1. Summarizing datetime data in Pandas

In this lesson, we will discuss how to summarize Pandas tables, especially when we have datetime columns. One note: Pandas continues to evolve quickly. Many of the techniques in this chapter don't work on versions of Pandas more than a few years old. If anything breaks on your personal computer, make sure you're using at least Pandas version 0-point-23.

2. Summarizing data in Pandas

First things first, let's review some general principles for summarizing data in Pandas. You can call dot-mean(), dot-median(), dot-sum() and so on, on any column where it makes sense. For example, rides['Duration']-dot-mean() returns that the average time the bike was out of the dock was 19 minutes and 38 seconds. We also can ask: how much is this column in total? By using the dot-sum() method, we can see that the bike was out of the dock for a total of 3 days, 22 hours, 58 minutes and 10 seconds during this time period.

3. Summarizing data in Pandas

The output of Pandas operations mix perfectly well with the rest of Python. For example, if we divide this sum by 91 days (the number of days from October 1 to December 31), we see that the bike was out about 4.3% of the time, meaning about 96% of the time the bike was in the dock.
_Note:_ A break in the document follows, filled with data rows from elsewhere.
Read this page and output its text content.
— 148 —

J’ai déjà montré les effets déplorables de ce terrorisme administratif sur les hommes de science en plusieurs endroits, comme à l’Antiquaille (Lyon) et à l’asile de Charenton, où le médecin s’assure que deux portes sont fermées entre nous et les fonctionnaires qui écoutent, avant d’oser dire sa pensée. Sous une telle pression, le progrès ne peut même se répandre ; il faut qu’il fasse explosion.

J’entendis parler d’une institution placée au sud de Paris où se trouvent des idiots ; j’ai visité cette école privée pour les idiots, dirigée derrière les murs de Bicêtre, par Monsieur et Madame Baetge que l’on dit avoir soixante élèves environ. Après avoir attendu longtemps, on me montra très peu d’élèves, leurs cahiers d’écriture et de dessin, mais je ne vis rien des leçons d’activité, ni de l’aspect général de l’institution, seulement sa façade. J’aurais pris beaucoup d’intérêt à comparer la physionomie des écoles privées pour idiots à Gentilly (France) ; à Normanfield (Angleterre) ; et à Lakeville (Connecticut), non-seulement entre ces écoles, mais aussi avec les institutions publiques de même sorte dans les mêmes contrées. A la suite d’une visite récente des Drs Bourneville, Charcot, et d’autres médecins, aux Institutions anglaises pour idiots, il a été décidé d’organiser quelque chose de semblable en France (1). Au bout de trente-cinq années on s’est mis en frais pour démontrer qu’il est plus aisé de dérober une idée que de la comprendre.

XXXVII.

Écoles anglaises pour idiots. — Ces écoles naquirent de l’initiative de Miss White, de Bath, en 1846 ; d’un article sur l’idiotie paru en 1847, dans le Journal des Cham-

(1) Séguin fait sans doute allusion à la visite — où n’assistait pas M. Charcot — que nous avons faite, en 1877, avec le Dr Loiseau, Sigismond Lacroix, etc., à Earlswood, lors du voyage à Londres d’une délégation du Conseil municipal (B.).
4. Summarizing data in Pandas

For non-numeric columns, we have other ways of making summaries. The dot-value_counts() method tells us how many times a given value appears. In this case, we want to know how often the Member type is Member or Casual. 236 rides were from Members, and 54 were from Casual riders, who bought a ride at the bike kiosk without a membership. We can also divide by the total number of rides, using len(rides), and Pandas handles the division for us across our result. 81-point-4% of rides were from members, whereas 18-point-6% of rides were from casual riders.

5. Summarizing datetime in Pandas

To make this next section easy, let's make a column called 'Duration seconds', which will be the original column 'Duration' converted to seconds. Pandas has powerful ways to group rows together. First, we can group by values in any column, using the dot-groupby() method. dot-groupby() takes a column name and does all subsequent operations on each group. For example, we can groupby Member type, and ask for the mean duration in seconds for each member type. Rides from casual members last nearly twice as long on average.
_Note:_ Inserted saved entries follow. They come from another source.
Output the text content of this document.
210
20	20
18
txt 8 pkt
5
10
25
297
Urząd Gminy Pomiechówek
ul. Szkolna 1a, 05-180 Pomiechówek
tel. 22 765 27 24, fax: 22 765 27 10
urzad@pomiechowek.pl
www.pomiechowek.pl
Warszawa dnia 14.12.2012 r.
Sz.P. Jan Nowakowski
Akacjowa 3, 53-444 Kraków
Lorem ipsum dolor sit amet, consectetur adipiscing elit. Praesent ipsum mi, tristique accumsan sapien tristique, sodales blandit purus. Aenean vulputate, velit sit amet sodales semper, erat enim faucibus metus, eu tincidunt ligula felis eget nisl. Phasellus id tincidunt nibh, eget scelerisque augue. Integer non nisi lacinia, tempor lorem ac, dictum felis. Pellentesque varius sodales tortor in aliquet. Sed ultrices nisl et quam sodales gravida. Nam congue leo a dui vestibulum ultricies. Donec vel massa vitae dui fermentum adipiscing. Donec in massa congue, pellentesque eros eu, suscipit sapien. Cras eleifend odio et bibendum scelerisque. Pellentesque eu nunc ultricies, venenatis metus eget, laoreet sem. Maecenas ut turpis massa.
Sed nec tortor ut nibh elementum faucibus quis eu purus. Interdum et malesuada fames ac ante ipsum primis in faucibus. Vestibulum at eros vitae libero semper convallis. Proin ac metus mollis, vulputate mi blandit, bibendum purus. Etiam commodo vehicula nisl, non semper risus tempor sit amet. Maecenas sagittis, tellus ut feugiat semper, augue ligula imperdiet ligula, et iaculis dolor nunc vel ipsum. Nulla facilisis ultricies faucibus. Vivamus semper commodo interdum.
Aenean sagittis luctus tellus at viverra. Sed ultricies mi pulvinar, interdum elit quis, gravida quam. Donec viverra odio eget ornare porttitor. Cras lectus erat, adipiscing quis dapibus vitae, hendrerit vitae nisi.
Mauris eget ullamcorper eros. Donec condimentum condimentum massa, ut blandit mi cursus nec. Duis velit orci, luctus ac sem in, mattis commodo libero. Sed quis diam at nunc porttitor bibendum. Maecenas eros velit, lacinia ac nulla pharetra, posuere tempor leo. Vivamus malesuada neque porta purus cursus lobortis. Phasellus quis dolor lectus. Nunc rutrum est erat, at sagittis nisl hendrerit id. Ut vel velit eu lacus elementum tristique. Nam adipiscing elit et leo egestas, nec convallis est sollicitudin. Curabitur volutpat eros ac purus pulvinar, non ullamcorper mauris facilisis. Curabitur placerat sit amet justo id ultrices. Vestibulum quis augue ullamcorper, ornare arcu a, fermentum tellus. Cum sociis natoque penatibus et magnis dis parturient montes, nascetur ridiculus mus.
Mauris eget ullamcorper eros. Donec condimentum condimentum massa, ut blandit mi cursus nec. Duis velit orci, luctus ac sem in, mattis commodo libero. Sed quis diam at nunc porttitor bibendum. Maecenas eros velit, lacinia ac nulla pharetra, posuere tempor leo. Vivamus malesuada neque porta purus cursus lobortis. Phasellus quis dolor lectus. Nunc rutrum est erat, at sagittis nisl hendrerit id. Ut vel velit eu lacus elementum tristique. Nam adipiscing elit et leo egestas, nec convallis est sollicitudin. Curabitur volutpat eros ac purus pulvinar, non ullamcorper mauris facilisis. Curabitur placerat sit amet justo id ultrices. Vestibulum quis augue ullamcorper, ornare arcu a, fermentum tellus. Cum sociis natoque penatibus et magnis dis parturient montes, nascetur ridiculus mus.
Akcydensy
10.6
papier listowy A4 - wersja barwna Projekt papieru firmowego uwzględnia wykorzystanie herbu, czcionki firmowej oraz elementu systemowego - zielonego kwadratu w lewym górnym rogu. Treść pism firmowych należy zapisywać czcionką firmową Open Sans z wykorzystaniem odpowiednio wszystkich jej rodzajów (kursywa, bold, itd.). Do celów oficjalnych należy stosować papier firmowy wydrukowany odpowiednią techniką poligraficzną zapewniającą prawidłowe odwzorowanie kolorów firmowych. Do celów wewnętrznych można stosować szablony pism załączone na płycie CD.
6. Summarizing datetime in Pandas

Second, we can also group by time, using the dot-resample() method. dot-resample() takes a unit of time (for example, 'M' for month), and a datetime column to group on, in this case 'Start date'. From this we can see that, in the month ending on October 31st, average rides were 1886 seconds, or about 30 minutes, whereas for the month ending December 31, average rides were 635 seconds, or closer to ten minutes.
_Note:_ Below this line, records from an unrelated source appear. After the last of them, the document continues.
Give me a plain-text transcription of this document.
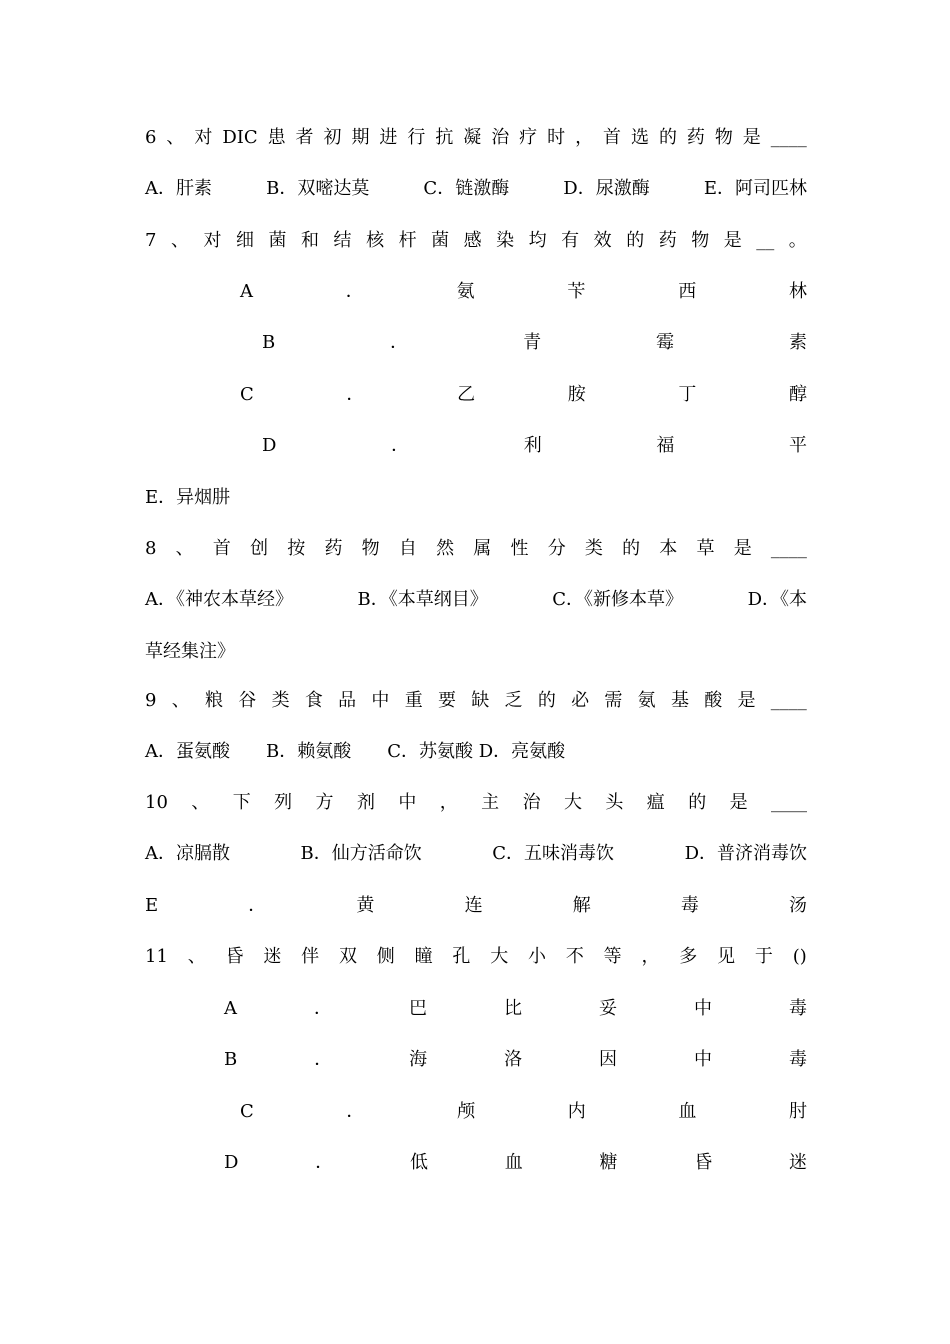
6 、 对 DIC 患 者 初 期 进 行 抗 凝 治 疗 时 ， 首 选 的 药 物 是 ____
A．肝素	B．双嘧达莫	C．链激酶	D．尿激酶	E．阿司匹林
7 、 对 细 菌 和 结 核 杆 菌 感 染 均 有 效 的 药 物 是 __ 。
A	．	氨	苄	西	林
B	．	青	霉	素
C	．	乙	胺	丁	醇
D	．	利	福	平
E．异烟肼
8 、 首 创 按 药 物 自 然 属 性 分 类 的 本 草 是 ____
A．《神农本草经》	B．《本草纲目》	C．《新修本草》	D．《本
草经集注》
9 、 粮 谷 类 食 品 中 重 要 缺 乏 的 必 需 氨 基 酸 是 ____
A．蛋氨酸 B．赖氨酸 C．苏氨酸 D．亮氨酸
10 、 下 列 方 剂 中 ， 主 治 大 头 瘟 的 是 ____
A．凉膈散	B．仙方活命饮	C．五味消毒饮	D．普济消毒饮
E	．	黄	连	解	毒	汤
11 、 昏 迷 伴 双 侧 瞳 孔 大 小 不 等 ， 多 见 于 ()
A	．	巴	比	妥	中	毒
B	．	海	洛	因	中	毒
C	．	颅	内	血	肘
D	．	低	血	糖	昏	迷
7. Summarizing datetime in Pandas

There are also others methods which operate on groups. For example, we can call dot-size() to get the size of each group. Or we can call dot-first() to get the first row of each group.

8. Summarizing datetime in Pandas

Pandas also makes it easy to plot results. Just add the dot-plot() method at the end of your call and it will pass the results to the Python plotting library Matplotlib. It will usually have sensible defaults, though if you want to change things further you can.

9. Summarizing datetime in Pandas

We can also change the resampling rate from 'M' for months to 'D' for days, and plot again. Now we can see that there is at least one big outlier skewing our data: some ride in the middle of October was 25000 seconds long, or nearly 7 hours. We identified this ride in an earlier chapter as possibly a bike repair. Now we can see that it happened after many days with zero rides, which lends strength to that idea. If the bike was broken and sitting in the dock for awhile, eventually it would have been removed for repairs, then returned.

10. Summarizing datetime data in Pandas

In this lesson, we discussed how to use basic Pandas operations, such as dot-mean(), dot-median() and dot-sum(), and also dot-groupby() and dot-resample() to combine our rows into different groups. Time to practice what you've learned!